Liquidation, Dissolution and Cessation of Business

If a company incorporated in Malaysia has ceased its business operation, however, it would still be registered with the Companies Commission of Malaysia. To save both time and money, you might need to decide to formally close your business by having the company deregistered. Here are the two common types of company deregistration in Malaysia:

Striking off

It is a process in which the Registrar exercises his discretionary power to strike a company off the register either on his own motion or upon an application by a director, member or liquidator of the company, if:

  • the company is not carrying on business or is not in operation;
  • the company has contravened the Companies Act 2016 (“CA 2016”);
  • the company is being used for unlawful purposes or any purpose prejudicial to or incompatible with peace, welfare, security, public interest, public order, good order or morality in Malaysia;
  • in any case where the company is being wound up and the Registrar has reasonable cause to believe that:
  • no liquidator is acting;
  • the affairs of the company are fully wound up and for a period of six months the liquidator has been in default in lodging any return required to be made by him; or
  • the affairs of the company has been fully wound up under a winding up by the Court and there are no assets or the assets available are not sufficient to pay the costs of obtaining an order of the Court dissolving the company.

The striking off application can be submitted by a company director or secretary to the Registrar and the whole process typically takes approximately 6 to 12 months subject to the approval from Registrar.
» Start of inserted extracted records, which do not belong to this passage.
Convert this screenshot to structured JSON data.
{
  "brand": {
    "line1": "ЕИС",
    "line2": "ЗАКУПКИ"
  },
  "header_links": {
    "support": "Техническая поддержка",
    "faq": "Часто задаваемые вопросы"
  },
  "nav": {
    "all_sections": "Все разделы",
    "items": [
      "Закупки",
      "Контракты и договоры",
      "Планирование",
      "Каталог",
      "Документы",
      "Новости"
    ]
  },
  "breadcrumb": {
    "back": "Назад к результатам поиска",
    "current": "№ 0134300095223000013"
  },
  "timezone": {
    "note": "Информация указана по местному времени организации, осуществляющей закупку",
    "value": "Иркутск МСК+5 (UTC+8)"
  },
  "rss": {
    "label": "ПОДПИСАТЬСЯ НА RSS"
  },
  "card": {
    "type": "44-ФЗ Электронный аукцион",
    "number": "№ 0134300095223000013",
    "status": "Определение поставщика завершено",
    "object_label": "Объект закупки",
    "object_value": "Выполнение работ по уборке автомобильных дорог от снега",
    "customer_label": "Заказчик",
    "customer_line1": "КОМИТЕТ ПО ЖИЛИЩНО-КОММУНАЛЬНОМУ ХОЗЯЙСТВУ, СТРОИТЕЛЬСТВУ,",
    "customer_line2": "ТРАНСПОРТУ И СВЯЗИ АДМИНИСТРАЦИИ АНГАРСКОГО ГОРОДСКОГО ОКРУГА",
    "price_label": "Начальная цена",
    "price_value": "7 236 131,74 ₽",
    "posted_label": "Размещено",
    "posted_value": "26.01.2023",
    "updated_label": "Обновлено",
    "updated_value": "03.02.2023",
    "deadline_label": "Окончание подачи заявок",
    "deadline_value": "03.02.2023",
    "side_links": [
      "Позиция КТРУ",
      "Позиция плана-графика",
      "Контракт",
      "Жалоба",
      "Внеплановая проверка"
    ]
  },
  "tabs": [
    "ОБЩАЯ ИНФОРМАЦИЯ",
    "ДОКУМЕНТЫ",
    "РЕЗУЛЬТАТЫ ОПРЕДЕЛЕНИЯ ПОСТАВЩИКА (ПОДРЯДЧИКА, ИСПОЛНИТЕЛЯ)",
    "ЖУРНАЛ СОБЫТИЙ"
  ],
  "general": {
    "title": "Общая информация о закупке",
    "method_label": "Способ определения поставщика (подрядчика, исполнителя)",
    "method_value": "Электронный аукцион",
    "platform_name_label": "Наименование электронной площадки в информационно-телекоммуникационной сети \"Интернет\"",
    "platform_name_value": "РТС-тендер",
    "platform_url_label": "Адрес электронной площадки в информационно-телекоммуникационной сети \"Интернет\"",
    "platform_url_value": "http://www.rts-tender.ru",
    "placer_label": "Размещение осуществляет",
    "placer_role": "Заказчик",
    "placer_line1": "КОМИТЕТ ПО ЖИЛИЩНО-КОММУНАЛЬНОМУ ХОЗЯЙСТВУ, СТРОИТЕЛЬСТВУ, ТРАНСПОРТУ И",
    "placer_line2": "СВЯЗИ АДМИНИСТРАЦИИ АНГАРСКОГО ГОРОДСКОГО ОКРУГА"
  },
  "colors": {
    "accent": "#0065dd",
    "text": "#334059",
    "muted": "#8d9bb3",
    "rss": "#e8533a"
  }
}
The said application shall include evidence that the company has no assets and liabilities remaining and if the company has not been dormant since incorporation, it shall attach its latest set of audited financial statements.
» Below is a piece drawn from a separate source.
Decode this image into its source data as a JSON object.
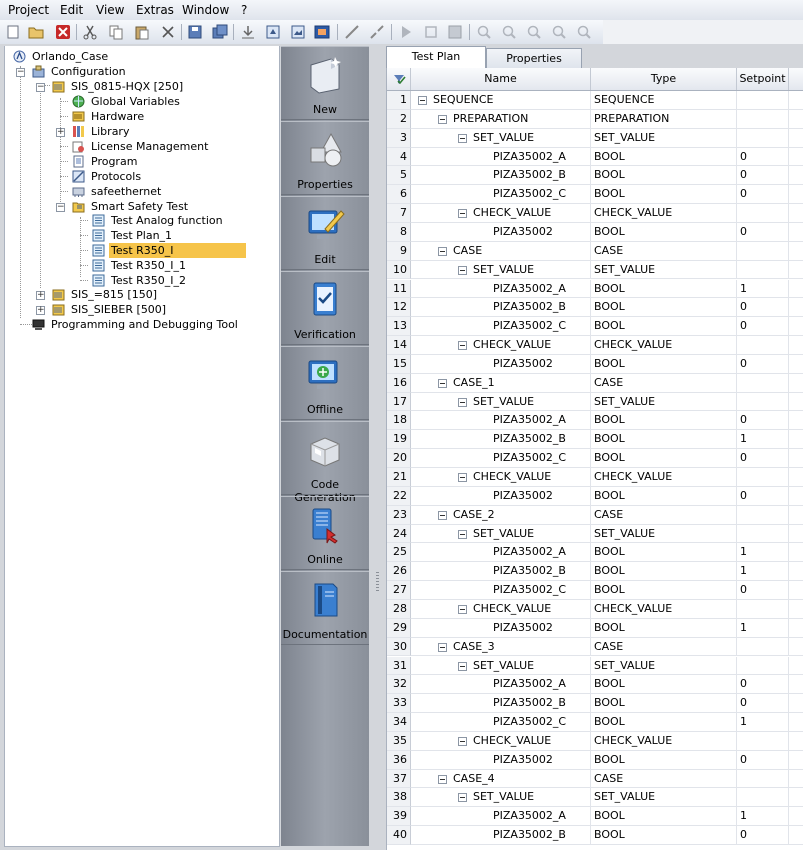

A defunct company is dissolved upon the publication in the Gazette the notice of striking off by the Registrar. However, the company can be restored within 7 years from the date of striking off. In order to restore a company, a person would need to obtain a Court Order.

Winding up/Liquidation 

The winding up of a company in Malaysia can be effected either by way of winding up order made by the Court or by way of a voluntary winding up.
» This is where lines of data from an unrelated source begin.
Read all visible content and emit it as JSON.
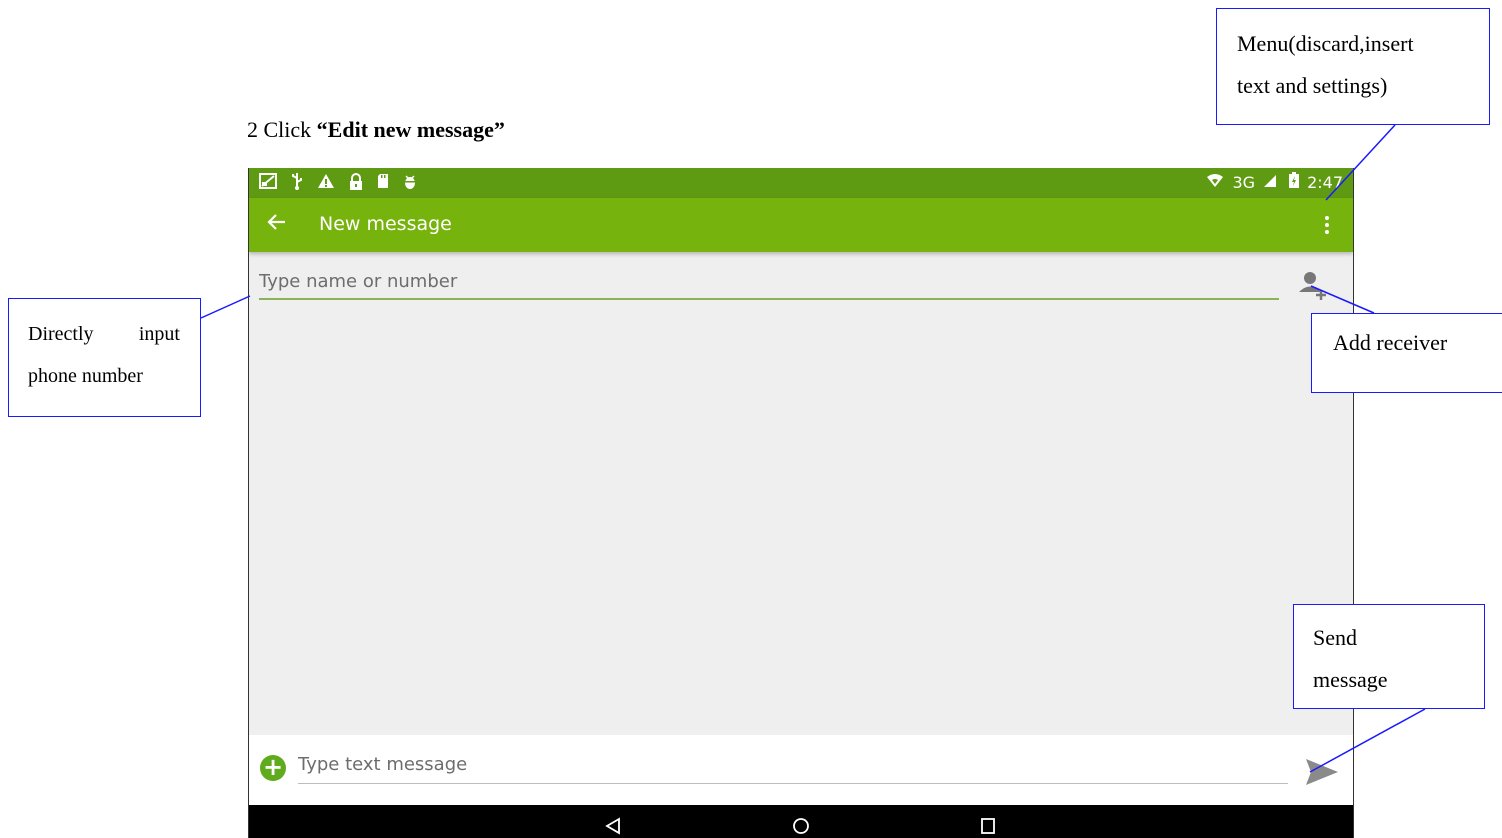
{
  "document": {
    "step_number": "2",
    "step_text": "Click",
    "step_target": "“Edit new message”"
  },
  "callouts": {
    "menu": [
      "Menu(discard,insert",
      "text and settings)"
    ],
    "input_line1_a": "Directly",
    "input_line1_b": "input",
    "input_line2": "phone number",
    "receiver": "Add receiver",
    "send": [
      "Send",
      "message"
    ]
  },
  "statusbar": {
    "network": "3G",
    "time": "2:47",
    "icons": [
      "screenshot-icon",
      "usb-icon",
      "warning-icon",
      "lock-icon",
      "sd-card-icon",
      "android-debug-icon"
    ]
  },
  "appbar": {
    "title": "New message",
    "bg_color": "#76b30d",
    "status_color": "#5f9b12"
  },
  "recipient": {
    "placeholder": "Type name or number",
    "value": ""
  },
  "composer": {
    "placeholder": "Type text message",
    "value": "",
    "attach_color": "#5fab1d"
  }
}
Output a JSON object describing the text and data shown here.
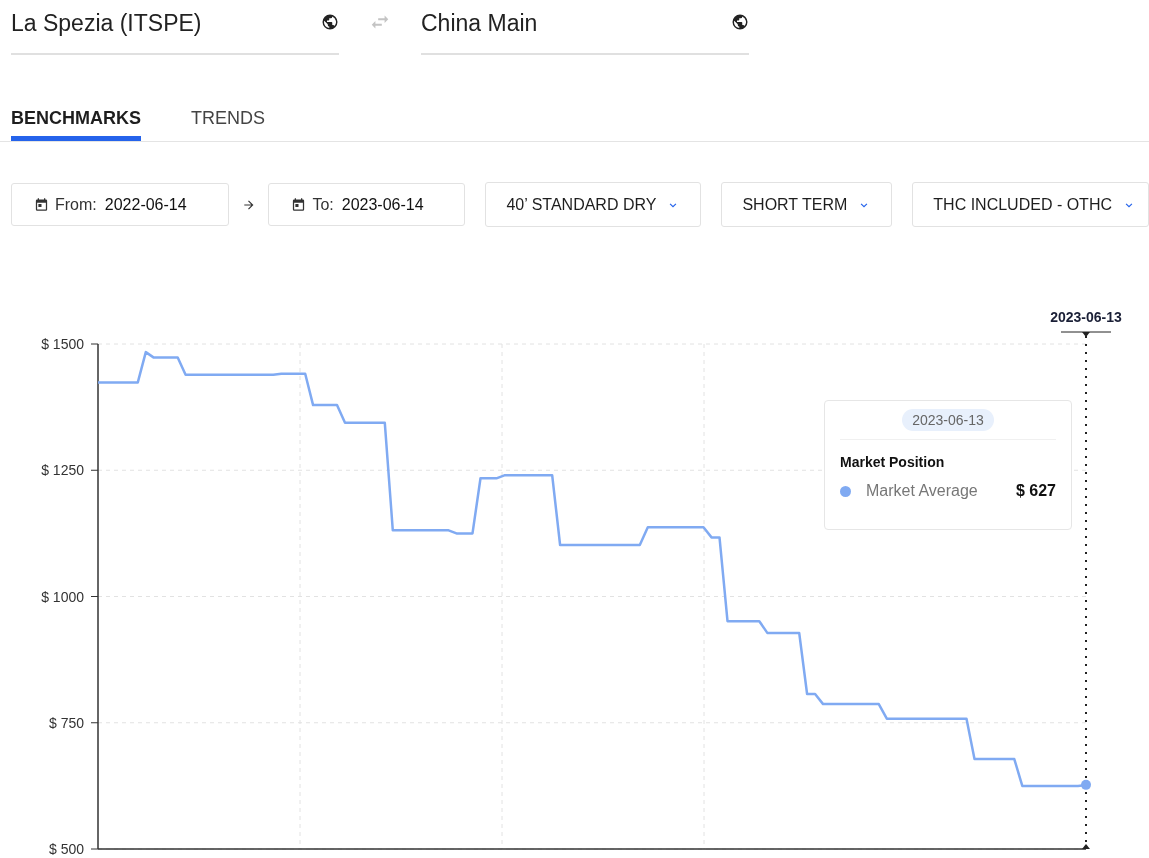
{
  "origin": {
    "value": "La Spezia (ITSPE)"
  },
  "destination": {
    "value": "China Main"
  },
  "tabs": [
    {
      "label": "BENCHMARKS",
      "selected": true
    },
    {
      "label": "TRENDS",
      "selected": false
    }
  ],
  "filters": [
    {
      "kind": "date",
      "label": "From:",
      "value": "2022-06-14"
    },
    {
      "kind": "date",
      "label": "To:",
      "value": "2023-06-14"
    },
    {
      "kind": "dropdown",
      "label": "40’ STANDARD DRY"
    },
    {
      "kind": "dropdown",
      "label": "SHORT TERM"
    },
    {
      "kind": "dropdown",
      "label": "THC INCLUDED - OTHC"
    }
  ],
  "chart": {
    "chart_data": {
      "type": "line",
      "categories": [
        null,
        null,
        null,
        null,
        null,
        null,
        null,
        null,
        null,
        null,
        null,
        null,
        null,
        null,
        null,
        null,
        null,
        null,
        null,
        null,
        null,
        null,
        null,
        null,
        null,
        null,
        null,
        null,
        null,
        null,
        null,
        null,
        null,
        null,
        null,
        null,
        null,
        null,
        null,
        null,
        null,
        null,
        null,
        null,
        null,
        null,
        null,
        null,
        null,
        null,
        null,
        null,
        null,
        null,
        null,
        null,
        null,
        null,
        null,
        null,
        null,
        null,
        null,
        null,
        null,
        null,
        null,
        null,
        null,
        null,
        null,
        null,
        null,
        null,
        null,
        null,
        null,
        null,
        null,
        null,
        null,
        null,
        null,
        null,
        null,
        null,
        null,
        null,
        null,
        null,
        null,
        null,
        null,
        null,
        null,
        null,
        null,
        null,
        null,
        null,
        null,
        null,
        null,
        null,
        null,
        null,
        null,
        null,
        null,
        null,
        null,
        null,
        null,
        null,
        null,
        null,
        null,
        null,
        null,
        null,
        null,
        null,
        null,
        null,
        null
      ],
      "series": [
        {
          "name": "Market Average",
          "color": "#80aaf2",
          "values": [
            1424,
            1424,
            1424,
            1424,
            1424,
            1424,
            1484,
            1473,
            1473,
            1473,
            1473,
            1439,
            1439,
            1439,
            1439,
            1439,
            1439,
            1439,
            1439,
            1439,
            1439,
            1439,
            1439,
            1441,
            1441,
            1441,
            1441,
            1379,
            1379,
            1379,
            1379,
            1344,
            1344,
            1344,
            1344,
            1344,
            1344,
            1131,
            1131,
            1131,
            1131,
            1131,
            1131,
            1131,
            1131,
            1125,
            1125,
            1125,
            1234,
            1234,
            1234,
            1240,
            1240,
            1240,
            1240,
            1240,
            1240,
            1240,
            1102,
            1102,
            1102,
            1102,
            1102,
            1102,
            1102,
            1102,
            1102,
            1102,
            1102,
            1137,
            1137,
            1137,
            1137,
            1137,
            1137,
            1137,
            1137,
            1117,
            1117,
            951,
            951,
            951,
            951,
            951,
            928,
            928,
            928,
            928,
            928,
            807,
            807,
            787,
            787,
            787,
            787,
            787,
            787,
            787,
            787,
            758,
            758,
            758,
            758,
            758,
            758,
            758,
            758,
            758,
            758,
            758,
            678,
            678,
            678,
            678,
            678,
            678,
            625,
            625,
            625,
            625,
            625,
            625,
            625,
            625,
            627
          ]
        }
      ],
      "ylim": [
        500,
        1500
      ],
      "grid": true,
      "yticks": [
        {
          "value": 500,
          "label": "$ 500"
        },
        {
          "value": 750,
          "label": "$ 750"
        },
        {
          "value": 1000,
          "label": "$ 1000"
        },
        {
          "value": 1250,
          "label": "$ 1250"
        },
        {
          "value": 1500,
          "label": "$ 1500"
        }
      ]
    },
    "cursor_date": "2023-06-13",
    "tooltip": {
      "date": "2023-06-13",
      "heading": "Market Position",
      "value": "$ 627"
    }
  }
}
A voluntary winding up of a company can be effected by a resolution either

  • a members’ voluntarily winding up where the company is solvent and the liquidator is appointed by the members at the members’ meeting; or
  • a creditors’ voluntary winding up where the company is insolvent and the liquidator is appointed by the creditors at the creditors’ meeting.

The liquidator, once appointed, will receive all the company’s records and take over active management of the company from the directors. The liquidator will distribute or dispose all assets, settle all liabilities and obtain clearances from Inland Revenue Board, Employees Provident Fund, Social Security Organisation etc. The entire process may take approximately at least 1 to 2 years to complete. During this process, the company should cease all business and ensure that any documents issued on this behalf include the words “in liquidation”. The shares of the company cannot be sold or transferred without the permission of the liquidator.

Where a company has been dissolved, the Court may declare the dissolution to be void at any time within two years on application of the liquidator or any other person who appears to the Court to be interested, make an order declaring the dissolution to have been void.